Ainda que com o filme entregue e, naquele momento, prestes a estrear no Brasil, o envolvimento de DiSalvo não tinha acabado. Ele trabalhou diretamente no processo de divulgação do longa – foi por isso que ele veio ao nosso país dar entrevistas e participar de um painel na Comic Con Experience.

“A atmosfera da Comic Con na América do Norte é incrível. A de Los Angeles [na realidade, San Diego, 200 km mais ao sul] é enorme. E eu ouvi que a do Brasil também é muito legal. Então estou muito animado”, afirmou o animador durante a entrevista – o painel na CCXP estava marcado para o dia seguinte, uma sexta-feira.

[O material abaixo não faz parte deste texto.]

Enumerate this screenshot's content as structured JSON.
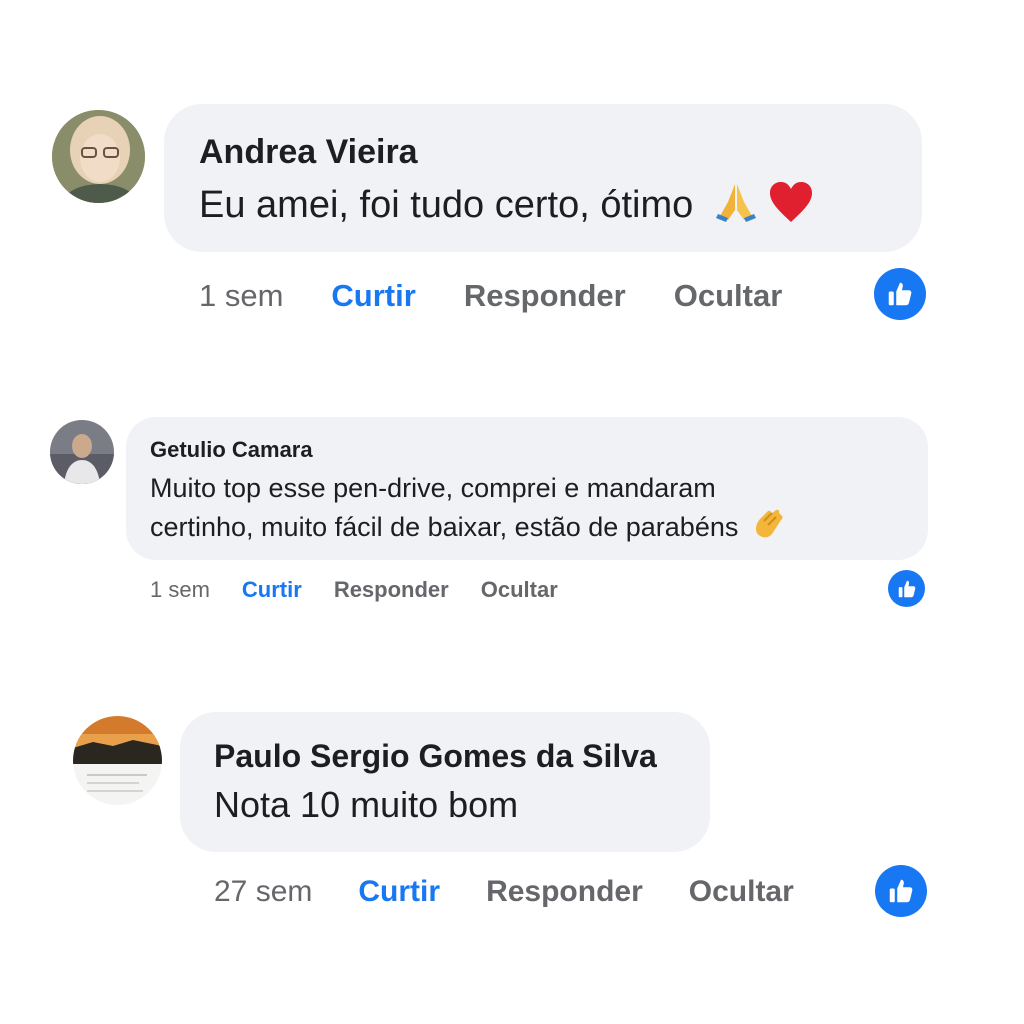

Lá, o americano apresentou o filme (inclusive os bastidores do trabalho) para uma plateia de cerca de 3 mil pessoas.

Tudo isso sempre com um sorriso no rosto e brincalhão, mesmo que em meio a uma enorme maratona de divulgação. 

“Eu estou orgulhoso
do filme”

“Eu estou realmente orgulhoso, e espero que todos no Brasil dêem uma chance, indo assistir com a família e amigos. É muito divertido e tem uma grande mensagem para as crianças”, disse DiSalvo, finalizando a entrevista. 

‘Playmobil: O Filme’ está em exibição nos cinemas – clique aqui para ver o trailer, sinopse e motivos para assistir. No streaming, o longa será lançado no primeiro trimestre de 2020.